Taylor spent the 2021 season with the Triple-A Louisville Bats. He played in 75 games for Louisville, hitting .255 with 4 home runs and 23 RBI. On September 27, Taylor was designated for assignment by the Reds. On October 13, Taylor elected free agency.

===Baltimore Orioles===
On March 18, 2022, Taylor signed a minor league contract with the Baltimore Orioles. Taylor played in 23 games for the Triple-A Norfolk Tides, hitting .183/.352/.282 with 2 home runs and 5 RBI. He was released by the Orioles organization on July 20.

===Oakland Athletics (third stint)===
On July 29, 2022, Taylor signed a minor league deal with the Oakland Athletics. Playing in 27 games for the Triple-A Las Vegas Aviators to close out the year, Taylor slashed .250/.375/.430 with 4 home runs and 13 RBI. He elected free agency following the season on November 10.

===High Point Rockers===
On April 28, 2023, Taylor signed with the High Point Rockers of the Atlantic League of Professional Baseball. In 77 games for the Rockers, Taylor hit .291/.386/.453 with 9 home runs and 61 RBI.

===Seattle Mariners===
On April 9, 2024, Taylor signed a minor league contract with the Seattle Mariners.
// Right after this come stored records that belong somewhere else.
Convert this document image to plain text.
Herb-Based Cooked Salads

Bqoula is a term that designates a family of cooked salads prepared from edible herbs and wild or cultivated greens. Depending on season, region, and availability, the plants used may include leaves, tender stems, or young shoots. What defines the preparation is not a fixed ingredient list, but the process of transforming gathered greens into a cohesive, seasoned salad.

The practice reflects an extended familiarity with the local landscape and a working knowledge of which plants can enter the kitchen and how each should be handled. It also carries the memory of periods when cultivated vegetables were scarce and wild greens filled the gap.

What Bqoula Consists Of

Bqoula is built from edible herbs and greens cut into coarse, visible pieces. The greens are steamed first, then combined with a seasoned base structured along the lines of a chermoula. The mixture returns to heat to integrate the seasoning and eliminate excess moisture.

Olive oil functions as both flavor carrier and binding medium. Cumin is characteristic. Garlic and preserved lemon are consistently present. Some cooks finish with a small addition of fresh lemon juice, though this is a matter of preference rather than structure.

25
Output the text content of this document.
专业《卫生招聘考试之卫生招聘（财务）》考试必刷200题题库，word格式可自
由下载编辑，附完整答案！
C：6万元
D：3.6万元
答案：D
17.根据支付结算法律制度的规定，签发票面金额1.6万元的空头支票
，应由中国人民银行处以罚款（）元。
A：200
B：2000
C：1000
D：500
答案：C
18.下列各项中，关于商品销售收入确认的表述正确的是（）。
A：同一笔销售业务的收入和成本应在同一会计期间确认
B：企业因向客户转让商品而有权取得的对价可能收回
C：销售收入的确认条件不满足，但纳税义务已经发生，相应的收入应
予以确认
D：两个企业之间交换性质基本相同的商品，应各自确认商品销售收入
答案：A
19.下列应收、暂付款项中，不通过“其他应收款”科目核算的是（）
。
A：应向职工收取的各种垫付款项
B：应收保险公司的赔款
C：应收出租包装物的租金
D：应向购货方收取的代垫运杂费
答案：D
However, on April 14, it was announced that Taylor had retired and taken the first base coach role with the Mariners' Triple–A affiliate, the Tacoma Rainiers.

On January 15, 2025, Taylor came out of retirement and signed a minor league contract with the Mariners. He did not appear for the organization however, and elected free agency following the season on November 6.

==Coaching career==
On February 6, 2026, Taylor was announced as the assistant hitting coach for the Midland RockHounds, the Double-A affiliate of the Athletics.